Experts explain that a number of women and young girls that escape to the clutches of the extremist's way of life are impressed by the sense of adventure, feminism, ideologies and sisterhood.
But walking into the warzone is a one-way-ticket with a small chance of return, with little realising this, with only two of the so-called jihadi brides having escaped home.
In comparison to this, European government officials which monitor these numbers note that almost one-third of male jihadists have escaped the clutches of IS are on their way back from Syria.
According to researchers, many women and girls are unable to escape from the warzone – even if they realise they have made a huge mistake.
The girls who leave the west to join IS are married off straight away, either in Turkey or when they cross into Syria. There are around 20,000 foreign fighters and approximately 5,000 European fighters in Syria, so there is no shortage of men looking for wives. That number is expected to double by the end of 2015.
Sara Khan, a British Muslim whose group Inspire campaigns against the dangers of extremist recruiters, told the Associated Press: "It's so romanticized, the idea of this utopia. I don't even think those young girls have necessarily considered that there's no way back now."
The women are not allowed to travel without a male, if they do they could face punishment, according to material IS published.
Sterlina Petalo is a Dutch teenager who converted to Islam, and came to known as Aicha. She travelled to Syria in 2014 to marry a Dutch jihadi fighter there and managed to return months later – it is assumed she made her way to Turkey, where her mother picked her up and brought her back to the Netherlands. Back home, she was immediately arrested on suspicion of joining a terror group.
A 25-year-old Briton, who police did not name also made her way back to the UK along with her toddler that she took all the way to Raqqa. She decided she made a mistake and called home, she made her way back to Turkey and called her father there who met her there. In the UK she was detained and charged but is now free on bail.
Currently 60 British women and girls have fled the UK to become jihadi brides, including three girls from Bethnal Green in East London who ran away in February.

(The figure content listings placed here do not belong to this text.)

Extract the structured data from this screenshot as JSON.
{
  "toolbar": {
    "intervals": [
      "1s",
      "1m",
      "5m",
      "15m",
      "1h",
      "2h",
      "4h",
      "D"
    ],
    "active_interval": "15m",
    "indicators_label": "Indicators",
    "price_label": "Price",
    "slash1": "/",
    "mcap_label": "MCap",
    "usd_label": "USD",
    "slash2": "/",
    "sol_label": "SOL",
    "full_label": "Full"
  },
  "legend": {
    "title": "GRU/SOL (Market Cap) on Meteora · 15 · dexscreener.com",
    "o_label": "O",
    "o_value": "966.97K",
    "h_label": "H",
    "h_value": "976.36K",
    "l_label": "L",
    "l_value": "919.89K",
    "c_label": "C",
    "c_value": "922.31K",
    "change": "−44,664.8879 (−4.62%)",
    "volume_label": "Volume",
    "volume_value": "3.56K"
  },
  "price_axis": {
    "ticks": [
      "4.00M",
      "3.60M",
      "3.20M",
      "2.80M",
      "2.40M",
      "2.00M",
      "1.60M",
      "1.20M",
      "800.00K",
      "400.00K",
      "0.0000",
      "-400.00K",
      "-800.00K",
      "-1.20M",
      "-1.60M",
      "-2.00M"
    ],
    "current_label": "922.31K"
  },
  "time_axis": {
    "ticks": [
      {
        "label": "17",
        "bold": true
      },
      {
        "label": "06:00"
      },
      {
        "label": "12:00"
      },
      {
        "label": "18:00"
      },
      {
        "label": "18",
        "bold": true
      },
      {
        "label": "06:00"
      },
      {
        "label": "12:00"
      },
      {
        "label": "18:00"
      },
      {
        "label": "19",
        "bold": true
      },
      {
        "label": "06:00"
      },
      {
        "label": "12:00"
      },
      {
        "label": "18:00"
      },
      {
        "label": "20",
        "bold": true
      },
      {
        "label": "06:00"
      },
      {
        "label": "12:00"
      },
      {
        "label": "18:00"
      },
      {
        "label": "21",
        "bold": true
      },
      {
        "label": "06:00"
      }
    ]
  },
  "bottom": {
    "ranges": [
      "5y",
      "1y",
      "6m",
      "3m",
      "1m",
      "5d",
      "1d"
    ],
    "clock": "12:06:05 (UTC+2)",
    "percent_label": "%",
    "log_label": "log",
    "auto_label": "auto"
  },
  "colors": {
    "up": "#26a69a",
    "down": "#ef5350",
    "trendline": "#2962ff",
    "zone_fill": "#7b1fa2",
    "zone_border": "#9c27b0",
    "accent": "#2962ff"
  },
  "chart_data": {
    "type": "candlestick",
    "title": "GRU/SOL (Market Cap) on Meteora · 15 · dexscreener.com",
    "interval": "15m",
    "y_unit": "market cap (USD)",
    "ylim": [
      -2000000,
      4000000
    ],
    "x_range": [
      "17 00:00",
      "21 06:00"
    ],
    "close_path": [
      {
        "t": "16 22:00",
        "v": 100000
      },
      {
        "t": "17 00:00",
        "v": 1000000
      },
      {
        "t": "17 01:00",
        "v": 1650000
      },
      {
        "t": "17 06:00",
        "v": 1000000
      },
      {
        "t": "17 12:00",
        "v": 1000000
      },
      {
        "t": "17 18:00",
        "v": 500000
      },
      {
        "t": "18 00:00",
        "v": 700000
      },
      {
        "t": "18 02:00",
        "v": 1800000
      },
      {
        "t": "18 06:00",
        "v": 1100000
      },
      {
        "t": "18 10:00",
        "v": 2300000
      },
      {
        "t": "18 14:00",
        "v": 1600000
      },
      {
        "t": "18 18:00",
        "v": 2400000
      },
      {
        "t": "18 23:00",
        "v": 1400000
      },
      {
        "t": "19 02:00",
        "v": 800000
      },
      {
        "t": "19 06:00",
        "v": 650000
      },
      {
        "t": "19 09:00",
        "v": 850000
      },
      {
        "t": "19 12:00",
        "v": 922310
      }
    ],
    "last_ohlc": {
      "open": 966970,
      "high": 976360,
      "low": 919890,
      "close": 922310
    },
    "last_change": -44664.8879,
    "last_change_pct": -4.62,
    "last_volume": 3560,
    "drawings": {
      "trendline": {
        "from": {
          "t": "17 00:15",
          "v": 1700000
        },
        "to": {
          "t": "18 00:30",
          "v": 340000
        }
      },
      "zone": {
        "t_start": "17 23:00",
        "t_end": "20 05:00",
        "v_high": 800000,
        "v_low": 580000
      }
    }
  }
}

Amira Abase, 15, Shamima Begum, 15, and Kadiza Sultana, 16, were captured on CCTV before arriving in Syria. The video was recorded on 17 February, the day the three friends left their homes in East London, after telling their families they would be out for the day.
They are now believed to be living in the IS stronghold Raqqa, however reports suggest that they have been separated and possibly married off to fighters as jihadi brides.
These three girls left the UK on their own free will and are now apparently are being trained for "special missions' and are likely to die in the Middle East as suicide bombers Um Asmah, a Islamic State commander who is now on the run, told Sky News.
Um Asmah said the girls were "very, very happy" on arrival and had been laughing and smiling, but they were unprepared and had little experience of living permanently veiled and under the strict regime.
Their fate has already been determined by the terror group, she explained, adding: "Everything is already decided for you and you cannot evade it or refuse it. You cannot have a mind of your own," Asmah told Sky News.
She said the Bethnal Green trio are special to the terror group, but the extremist group has plenty more foreign girls, with more joining each month.
Now on the run, Um Asmah says she will be killed if she is ever caught by IS fighters. "I am a traitor and an unbeliever now," she said. "I am scared every minute and of everyone I meet."